Four Incidents in One Day: What Claude's April 28 Outage Pattern Actually Tells Us
April 28 was not a good day to be running Claude in production. Looking at the status page history, the service experienced four separate incidents within a single UTC day — a pattern that stands out even in a week where Claude's reliability has been inconsistent. Let me lay out what actually happened, because the timeline tells a more interesting story than any single incident headline.
The day started early. At 11:53 UTC, Haiku 4.5 hit an elevated error rate that lasted about 51 minutes and was resolved by 12:44 UTC. Thirty-five minutes after that resolution, at 13:22 UTC, a second incident began — elevated errors that Claude's status page describes as affecting the same range of services: Claude.ai, the API, and login paths for Claude Code. That one lasted 17 minutes and was resolved by 13:39 UTC. By 17:34 UTC, a third and more serious incident was underway — the one that generated the news coverage. This one was open-ended at the time, affecting Claude.ai access and authentication across the API and Claude Code, and it was not resolved until between 18:52 and 19:15 UTC. The status page shows a fourth incident at 12:24 UTC — "Claude Code Code Review intermittently wasn't starting sessions" — that was resolved in 11 minutes. All four incidents within roughly a 14-hour window.
What makes this pattern worth writing about is not any single outage. Seventeen-minute blips happen to every infrastructure provider. What matters is the distribution: Haiku errors, a brief API/auth blip, a session-management issue, and then a significant multi-hour incident affecting the full surface area of Claude's services. That is not one root cause propagating through a system. That is a service under enough load or architectural stress that multiple failure modes are firing independently in the same day.
The context that makes this pattern more notable than it would be in isolation: the past several weeks have included the April 25 Claude Opus 4.7 incident (affecting that specific model for about 35 minutes), the April 23 postmortem that Anthropic published acknowledging three separate product-layer causes of a quality regression, and multiple smaller incidents in late April. This is a company whose infrastructure is under measurable pressure. Whether that pressure comes from rapid user growth, architectural decisions made before scale was a priority, or something else entirely — Anthropic has not said. But the pattern is visible in the public incident history.
For practitioners, the practical questions are the same ones that come up every time a service goes down: did active Claude Code sessions keep working, and did the auth failures affect CI/CD pipelines?
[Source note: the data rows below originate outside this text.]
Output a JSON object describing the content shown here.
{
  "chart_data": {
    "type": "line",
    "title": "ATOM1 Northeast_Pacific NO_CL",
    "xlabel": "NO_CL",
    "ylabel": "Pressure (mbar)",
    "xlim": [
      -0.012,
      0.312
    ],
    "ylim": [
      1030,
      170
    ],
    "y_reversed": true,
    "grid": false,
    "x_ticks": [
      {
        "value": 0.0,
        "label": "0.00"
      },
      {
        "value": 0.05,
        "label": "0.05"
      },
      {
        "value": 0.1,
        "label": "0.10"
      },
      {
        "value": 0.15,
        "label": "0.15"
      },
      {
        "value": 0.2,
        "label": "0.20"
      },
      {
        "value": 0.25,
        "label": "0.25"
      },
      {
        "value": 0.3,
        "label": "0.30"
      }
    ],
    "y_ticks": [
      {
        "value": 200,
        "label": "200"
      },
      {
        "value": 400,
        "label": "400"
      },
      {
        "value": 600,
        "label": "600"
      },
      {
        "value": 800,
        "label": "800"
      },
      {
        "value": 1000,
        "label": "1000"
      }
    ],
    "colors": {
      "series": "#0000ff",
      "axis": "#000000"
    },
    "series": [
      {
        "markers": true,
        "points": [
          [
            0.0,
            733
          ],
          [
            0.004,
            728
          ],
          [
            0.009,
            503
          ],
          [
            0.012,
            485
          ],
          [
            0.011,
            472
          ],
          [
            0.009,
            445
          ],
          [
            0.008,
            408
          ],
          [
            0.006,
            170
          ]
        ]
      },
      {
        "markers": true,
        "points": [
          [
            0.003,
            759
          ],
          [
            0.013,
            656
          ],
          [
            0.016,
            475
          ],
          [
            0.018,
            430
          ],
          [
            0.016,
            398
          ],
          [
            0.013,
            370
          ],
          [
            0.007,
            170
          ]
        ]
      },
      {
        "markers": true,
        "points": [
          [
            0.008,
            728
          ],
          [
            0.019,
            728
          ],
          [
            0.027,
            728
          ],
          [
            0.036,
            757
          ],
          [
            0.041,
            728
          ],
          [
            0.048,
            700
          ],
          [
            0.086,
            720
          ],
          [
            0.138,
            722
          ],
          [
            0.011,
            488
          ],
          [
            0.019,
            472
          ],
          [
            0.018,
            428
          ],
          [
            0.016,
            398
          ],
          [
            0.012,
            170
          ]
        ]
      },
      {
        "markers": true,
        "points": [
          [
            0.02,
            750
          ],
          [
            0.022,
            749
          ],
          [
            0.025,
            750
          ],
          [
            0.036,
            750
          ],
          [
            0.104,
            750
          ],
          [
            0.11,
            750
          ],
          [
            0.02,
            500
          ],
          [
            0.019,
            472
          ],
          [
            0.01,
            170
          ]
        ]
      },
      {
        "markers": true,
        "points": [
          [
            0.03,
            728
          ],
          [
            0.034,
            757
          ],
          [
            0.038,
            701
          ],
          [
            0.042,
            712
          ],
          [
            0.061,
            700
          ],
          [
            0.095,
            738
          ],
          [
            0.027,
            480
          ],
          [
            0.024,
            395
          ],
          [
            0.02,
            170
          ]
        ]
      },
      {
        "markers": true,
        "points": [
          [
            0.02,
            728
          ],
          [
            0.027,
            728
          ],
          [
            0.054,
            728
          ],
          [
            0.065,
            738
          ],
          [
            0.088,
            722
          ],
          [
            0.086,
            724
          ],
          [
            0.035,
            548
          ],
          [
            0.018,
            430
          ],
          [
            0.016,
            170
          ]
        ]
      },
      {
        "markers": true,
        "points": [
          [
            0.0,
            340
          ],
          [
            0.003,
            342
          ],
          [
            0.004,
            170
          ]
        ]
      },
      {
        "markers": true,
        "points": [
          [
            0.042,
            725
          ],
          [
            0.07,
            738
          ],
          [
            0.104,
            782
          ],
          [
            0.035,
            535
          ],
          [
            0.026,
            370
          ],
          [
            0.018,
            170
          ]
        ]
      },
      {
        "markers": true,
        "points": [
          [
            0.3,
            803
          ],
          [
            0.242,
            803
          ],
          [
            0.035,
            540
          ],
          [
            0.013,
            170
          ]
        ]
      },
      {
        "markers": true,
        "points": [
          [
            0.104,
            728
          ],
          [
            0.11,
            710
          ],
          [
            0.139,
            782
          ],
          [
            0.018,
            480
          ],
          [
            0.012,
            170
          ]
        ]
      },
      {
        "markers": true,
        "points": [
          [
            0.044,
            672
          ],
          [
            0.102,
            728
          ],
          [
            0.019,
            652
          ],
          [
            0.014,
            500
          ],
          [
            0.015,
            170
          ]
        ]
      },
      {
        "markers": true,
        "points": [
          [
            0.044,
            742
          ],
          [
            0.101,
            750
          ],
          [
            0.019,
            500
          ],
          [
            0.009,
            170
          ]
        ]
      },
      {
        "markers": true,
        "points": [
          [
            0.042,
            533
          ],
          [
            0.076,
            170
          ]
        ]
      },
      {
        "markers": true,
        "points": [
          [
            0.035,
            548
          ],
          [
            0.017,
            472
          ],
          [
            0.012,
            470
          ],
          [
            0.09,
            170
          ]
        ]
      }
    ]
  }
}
The status timeline suggests that during the 17:34–18:52 UTC incident, authentication was the primary failure mode. That means Claude Code sessions that were already running likely continued; new sessions and API token refreshes failed. For developers running automated agents through the API, the impact was different than for interactive users on claude.ai. Understanding which failure mode applies to your setup matters more than the headline "Claude is down."
What is also becoming visible is Anthropic's communication posture during incidents. The April 23 postmortem was unusually transparent — it named three specific product-layer changes as the cause of a quality regression and committed to fixes. The incident communications on April 28 followed the standard status-page format: investigating, identified, monitoring, resolved. There is no public postmortem yet for the April 28 pattern. Whether that transparency extends to operational incidents the way it did to the quality regression will be worth watching.
The broader signal is that Claude's infrastructure is being stress-tested in ways that its reliability story did not anticipate six months ago. The service has grown fast — Opus 4.7, Haiku 4.5, the Managed Agents launch, expanded API rate limits, and the steady expansion of Claude Code's enterprise footprint all add load and complexity. The incident history for the last two weeks suggests that Anthropic is managing that growth, but not always cleanly. For teams building on Claude as a primary tool, the practical takeaway is straightforward: treat Claude's services with the same availability skepticism you would apply to any critical infrastructure that is visibly still scaling. Pin versions, build retry logic, monitor your own error rates, and do not assume that a service operating normally at 9 AM will be equally healthy at 5 PM under a different load profile.
The April 28 pattern is probably not a new normal — infrastructure teams do fix these things — but it is a reminder that Claude is no longer a small, predictable service. It is a high-traffic platform that is still learning what its own limits are.